Oba kluby myślą o Ekstraklasie. Podbeskidzie chce wrócić do elity po rocznej banicji, natomiast GieKSa czeka już na to 10 lat. Katowicki plan przewiduje awans właśnie w tym sezonie.

Górale po dobrym starcie dostali zadyszki. Ostatnio przegrali 0:1 ze Stomilem w Olsztynie. Takim samym wynikiem zakończył się ich mecz u siebie z Chojniczanką. Podbeskidzie straciło fotel lidera i jest teraz na czwartym miejscu z 10. punktami. Liderujące Wigry Suwałki mają już 16 pkt.

GKS przerwał serię trzech remisów i przełamał się na Bukowej z ostatnim w tabeli Zniczem Pruszków, wygrywając 2:0. Przełamał się też kapitan GieKsy Grzegorz Goncerz, strzelając pierwszą bramkę w tym sezonie, a 50. w katowickich barwach. Jeśli "Gonzo" strzeli dziś 51. bramkę zrówna się z Markiem Koniarkiem i Krzysztofem Walczakiem. GKS ma tylko punkt straty do Podbeskidzia.

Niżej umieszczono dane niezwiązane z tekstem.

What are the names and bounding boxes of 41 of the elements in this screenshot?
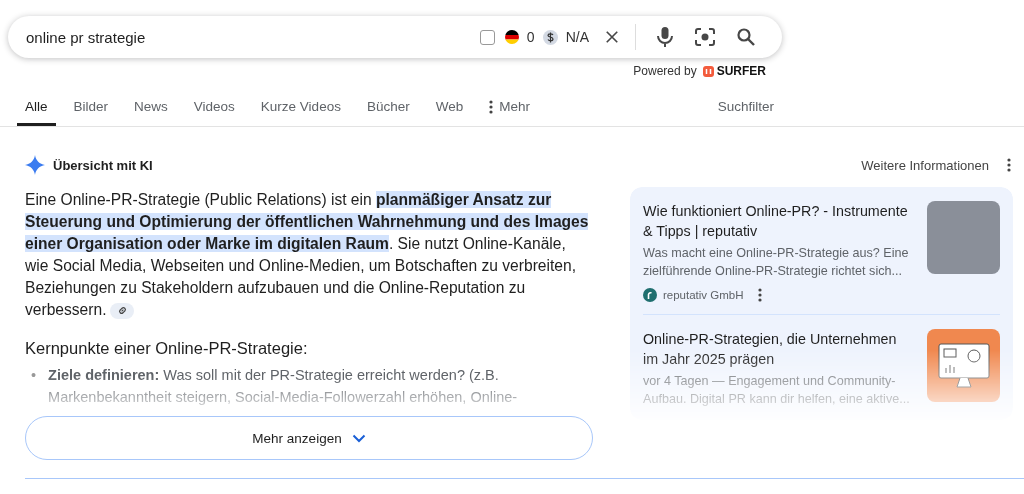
- search-field[interactable]: online pr strategie 0 N/A: [8, 16, 782, 58]
- dollar-icon: [542, 29, 558, 45]
- chevron-down-icon: [351, 433, 366, 443]
- camera-search-icon[interactable]: [694, 27, 716, 47]
- tab[interactable]: Kurze Videos: [252, 90, 349, 126]
- more-options-icon[interactable]: [757, 288, 762, 302]
- search-query[interactable]: online pr strategie: [26, 28, 472, 46]
- bullet-point: Ziele definieren: Was soll mit der PR-Strategie erreicht werden? (z.B. Markenbekanntheit steigern, Social-Media-Followerzahl erhöhen, Online-: [48, 366, 519, 407]
- section-heading: Kernpunkte einer Online-PR-Strategie:: [25, 339, 309, 358]
- powered-by-label: Powered by: [633, 64, 697, 78]
- tab[interactable]: News: [126, 90, 176, 126]
- more-options-icon[interactable]: [1007, 158, 1011, 172]
- source-title[interactable]: Online-PR-Strategien, die Unternehmen im Jahr 2025 prägen: [643, 329, 915, 369]
- search-icon[interactable]: [736, 27, 756, 47]
- surfer-logo[interactable]: SURFER: [702, 64, 766, 78]
- tab[interactable]: Alle: [17, 90, 56, 126]
- source-snippet: Was macht eine Online-PR-Strategie aus? Eine zielführende Online-PR-Strategie richtet sich...: [643, 245, 910, 280]
- checkbox[interactable]: [479, 29, 495, 45]
- link-icon[interactable]: [110, 302, 135, 319]
- source-site[interactable]: reputativ GmbH: [663, 289, 744, 301]
- show-more-button[interactable]: Mehr anzeigen: [25, 416, 593, 460]
- more-vertical-icon: [489, 99, 494, 114]
- tab[interactable]: Web: [427, 90, 472, 126]
- overview-title: Übersicht mit KI: [53, 157, 153, 173]
- microphone-icon[interactable]: [656, 26, 674, 48]
- more-menu-tab[interactable]: Mehr: [481, 90, 538, 126]
- source-snippet: vor 4 Tagen — Engagement und Community-Aufbau. Digital PR kann dir helfen, eine aktive...: [643, 373, 911, 408]
- site-logo-icon: [643, 288, 657, 302]
- source-title[interactable]: Wie funktioniert Online-PR? - Instrumente & Tipps | reputativ: [643, 201, 915, 241]
- price-value: N/A: [565, 29, 589, 45]
- country-count: 0: [526, 29, 535, 45]
- search-filter-link[interactable]: Suchfilter: [717, 90, 774, 126]
- summary-text: Eine Online-PR-Strategie (Public Relations) ist ein planmäßiger Ansatz zur Steuerung und Optimierung der öffentlichen Wahrnehmung und des Images einer Organisation oder Marke im digitalen Raum. Sie nutzt Online-Kanäle, wie Social Media, Webseiten und Online-Medien, um Botschaften zu verbreiten, Beziehungen zu Stakeholdern aufzubauen und die Online-Reputation zu verbessern.: [25, 190, 590, 321]
- close-icon[interactable]: [603, 28, 621, 46]
- tab[interactable]: Bücher: [358, 90, 418, 126]
- sparkle-icon: [25, 155, 45, 175]
- bullet-marker: •: [31, 366, 37, 385]
- tab[interactable]: Videos: [185, 90, 243, 126]
- germany-flag-icon: [504, 30, 519, 44]
- tab[interactable]: Bilder: [65, 90, 117, 126]
- more-info-link[interactable]: Weitere Informationen: [861, 157, 989, 173]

Górale ciągle mają problem z wygrywanien na swoim stadionie - ostatni raz udało im się to 9 kwietnia z Termaliką Nieciecza. W tym sezonie przed własną publicznością zdobyli tylko punkt, remisując z Wigrami.

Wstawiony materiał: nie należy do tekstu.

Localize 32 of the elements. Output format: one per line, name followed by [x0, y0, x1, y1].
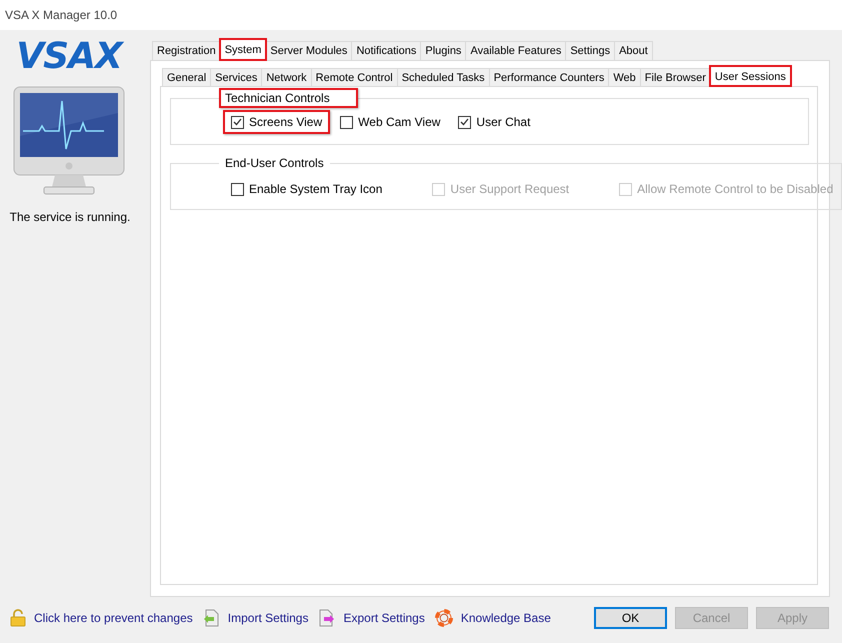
tab[interactable]: General [162, 68, 212, 86]
group-title: End-User Controls [224, 155, 325, 172]
checkmark-icon [233, 118, 242, 126]
checkbox[interactable]: Web Cam View [332, 110, 448, 134]
group-title: Technician Controls [219, 88, 358, 108]
tab[interactable]: About [614, 41, 653, 60]
tab[interactable]: System [220, 39, 266, 60]
checkmark-icon [460, 118, 470, 126]
window-title: VSA X Manager 10.0 [0, 0, 842, 30]
footer-link[interactable]: Import Settings [228, 611, 308, 625]
checkbox[interactable]: Screens View [223, 110, 330, 134]
tab[interactable]: Network [261, 68, 312, 86]
document-arrow-icon [318, 609, 336, 627]
logo: VSAX [16, 40, 122, 74]
dialog-button[interactable]: OK [594, 607, 667, 629]
tab[interactable]: Registration [152, 41, 221, 60]
status-text: The service is running. [10, 210, 130, 224]
lifebuoy-icon [434, 609, 453, 627]
footer-link[interactable]: Export Settings [343, 611, 425, 625]
tab[interactable]: File Browser [640, 68, 711, 86]
tab[interactable]: User Sessions [710, 66, 791, 86]
tab[interactable]: Web [608, 68, 641, 86]
checkbox[interactable]: Enable System Tray Icon [223, 177, 390, 201]
tab[interactable]: Performance Counters [488, 68, 610, 86]
footer-link[interactable]: Click here to prevent changes [34, 611, 193, 625]
tab[interactable]: Services [210, 68, 262, 86]
checkbox[interactable]: User Chat [450, 110, 538, 134]
tab[interactable]: Remote Control [310, 68, 398, 86]
padlock-icon [10, 609, 26, 627]
footer-link[interactable]: Knowledge Base [460, 611, 551, 625]
document-arrow-icon [202, 609, 220, 627]
tab[interactable]: Scheduled Tasks [396, 68, 490, 86]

- Dla nas każdy rywal jest ważny i z każdym chcemy wygrać. Derby regionu to zawsze dodatkowy smaczek i chcemy zrobić wszystko, żeby trzy punkty zostały wreszcie w Bielsku - zapowiedział trener Podbeskidzia Dariusz Dźwigała, cytowany przez klubową stronę. - Chciałbym uspokoić po ostatnich porażkach. Dominowaliśmy jednego i drugiego przeciwnika, lecz nie chciało wpaść. Póki my pierwsi nie zdobędziemy bramki, będziemy mieli problem.

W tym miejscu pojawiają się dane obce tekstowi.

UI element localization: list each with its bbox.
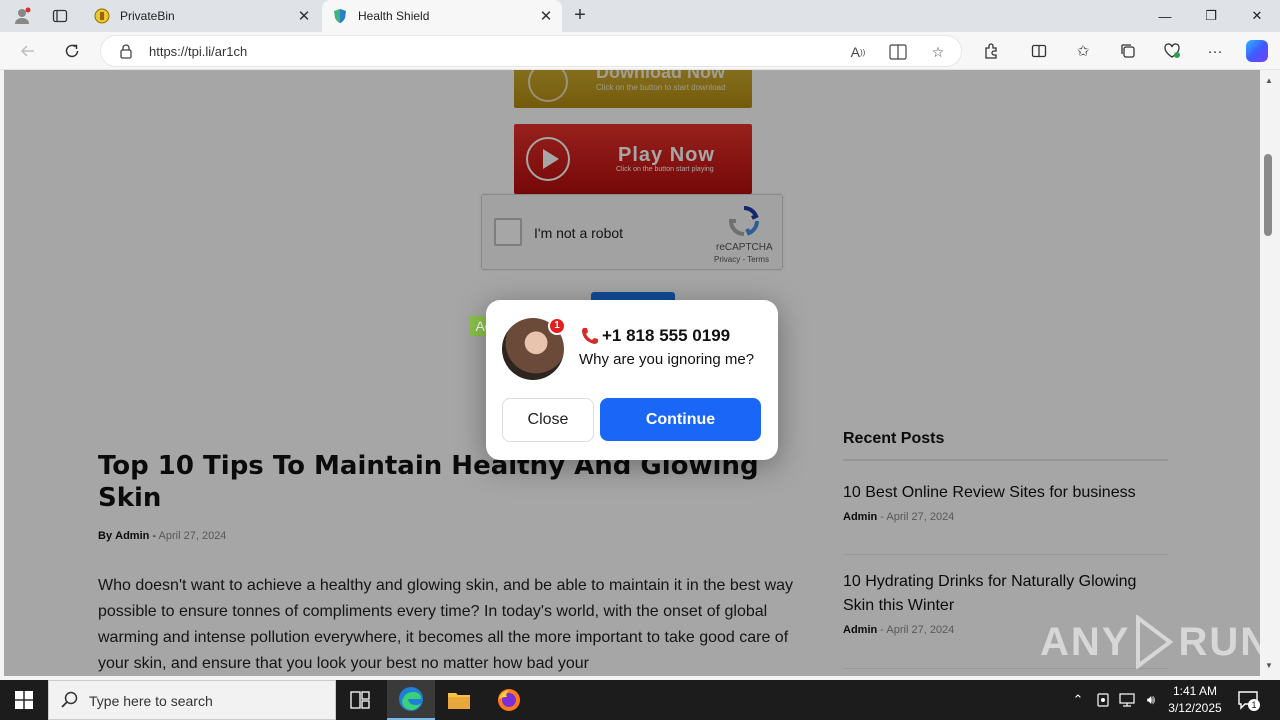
task-view-icon[interactable] — [336, 680, 384, 720]
notification-count: 1 — [1248, 699, 1260, 711]
back-button[interactable] — [14, 38, 42, 64]
taskbar-search[interactable]: Type here to search — [48, 680, 336, 720]
privatebin-favicon-icon — [94, 8, 110, 24]
start-button[interactable] — [0, 680, 48, 720]
restore-button[interactable]: ❐ — [1188, 0, 1234, 32]
continue-button[interactable]: Continue — [600, 398, 761, 441]
favorite-star-icon[interactable]: ☆ — [927, 41, 949, 63]
read-aloud-icon[interactable]: A)) — [847, 41, 869, 63]
favorites-icon[interactable]: ✩ — [1070, 38, 1096, 64]
minimize-button[interactable]: — — [1142, 0, 1188, 32]
notification-center-icon[interactable]: 1 — [1236, 688, 1260, 712]
device-icon[interactable] — [1093, 690, 1113, 710]
more-options-icon[interactable]: ··· — [1202, 38, 1228, 64]
tab-privatebin[interactable]: PrivateBin ✕ — [84, 0, 320, 32]
phone-number: +1 818 555 0199 — [602, 326, 731, 345]
anyrun-watermark: ANY RUN — [1040, 615, 1260, 669]
scam-popup-dialog: 1 +1 818 555 0199 Why are you ignoring m… — [486, 300, 778, 460]
file-explorer-icon[interactable] — [435, 680, 483, 720]
tab-title: PrivateBin — [120, 9, 175, 23]
search-icon — [61, 691, 78, 708]
profile-icon[interactable] — [8, 4, 36, 28]
copilot-icon[interactable] — [1246, 40, 1268, 62]
watermark-play-icon — [1136, 615, 1174, 669]
close-tab-icon[interactable]: ✕ — [294, 7, 314, 25]
extensions-icon[interactable] — [978, 38, 1004, 64]
tab-actions-icon[interactable] — [46, 4, 74, 28]
watermark-right: RUN — [1178, 619, 1260, 664]
split-screen-icon[interactable] — [1026, 38, 1052, 64]
shield-favicon-icon — [332, 8, 348, 24]
popup-message: Why are you ignoring me? — [579, 351, 755, 368]
immersive-reader-icon[interactable] — [887, 41, 909, 63]
close-tab-icon[interactable]: ✕ — [536, 7, 556, 25]
phone-line: +1 818 555 0199 — [580, 326, 730, 346]
scroll-up-icon[interactable]: ▲ — [1265, 76, 1273, 85]
scroll-down-icon[interactable]: ▼ — [1265, 661, 1273, 670]
clock-time: 1:41 AM — [1172, 684, 1218, 698]
notification-badge: 1 — [548, 317, 566, 335]
clock-date: 3/12/2025 — [1168, 701, 1222, 715]
watermark-left: ANY — [1040, 619, 1131, 664]
navigation-bar: https://tpi.li/ar1ch A)) ☆ ✩ ··· — [0, 32, 1280, 70]
windows-logo-icon — [15, 691, 33, 709]
tab-bar: PrivateBin ✕ Health Shield ✕ + — ❐ ✕ — [0, 0, 1280, 32]
collections-icon[interactable] — [1115, 38, 1141, 64]
tab-health-shield[interactable]: Health Shield ✕ — [322, 0, 562, 32]
taskbar-clock[interactable]: 1:41 AM 3/12/2025 — [1162, 683, 1228, 717]
windows-taskbar: Type here to search ⌃ 🔊︎ 1:41 AM 3/12/20… — [0, 680, 1280, 720]
page-scrollbar[interactable]: ▲ ▼ — [1260, 70, 1280, 676]
new-tab-button[interactable]: + — [568, 4, 592, 28]
network-icon[interactable] — [1117, 690, 1137, 710]
phone-icon — [582, 328, 598, 344]
edge-browser-icon[interactable] — [387, 680, 435, 720]
volume-icon[interactable]: 🔊︎ — [1141, 690, 1161, 710]
url-text[interactable]: https://tpi.li/ar1ch — [149, 44, 247, 59]
close-window-button[interactable]: ✕ — [1234, 0, 1280, 32]
lock-icon[interactable] — [119, 43, 133, 59]
browser-essentials-icon[interactable] — [1159, 38, 1185, 64]
refresh-button[interactable] — [58, 38, 86, 64]
firefox-icon[interactable] — [485, 680, 533, 720]
show-hidden-icons-icon[interactable]: ⌃ — [1068, 690, 1088, 710]
tab-title: Health Shield — [358, 9, 430, 23]
search-placeholder: Type here to search — [89, 693, 213, 709]
close-button[interactable]: Close — [502, 398, 594, 442]
address-bar[interactable]: https://tpi.li/ar1ch A)) ☆ — [100, 35, 962, 67]
scroll-thumb[interactable] — [1264, 154, 1272, 236]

Trener gospodarzy nie może skorzystać dziś z Daniela Mikołajewskiego powołanego do kadry U19. Nie zagra też kontuzjowany Adam Deja.

W Bielsku-Białej przypominają, że w okresie przygotowaczym Podbeskidzie rozegrało sparing z GKS-em i wygrało 2:0.

- Graliśmy grę kontrolną z GKS w trakcie przygotowań i pomimo tego, że wygraliśmy już wtedy było widać, że to mocny zespół. Transfery których dokonano sugerują, że włączą się w walkę o awans, zresztą otwarcie o tym mówią. Gra na pewno z obydwu stron będzie otwarta, a jaki będzie wynik – zobaczymy. Trener Brzęczek i zespoły które prowadzi próbują grać podobnie do nas i jest to na pewno bardzo dobry przeciwnik - podkreślił Dźwigała.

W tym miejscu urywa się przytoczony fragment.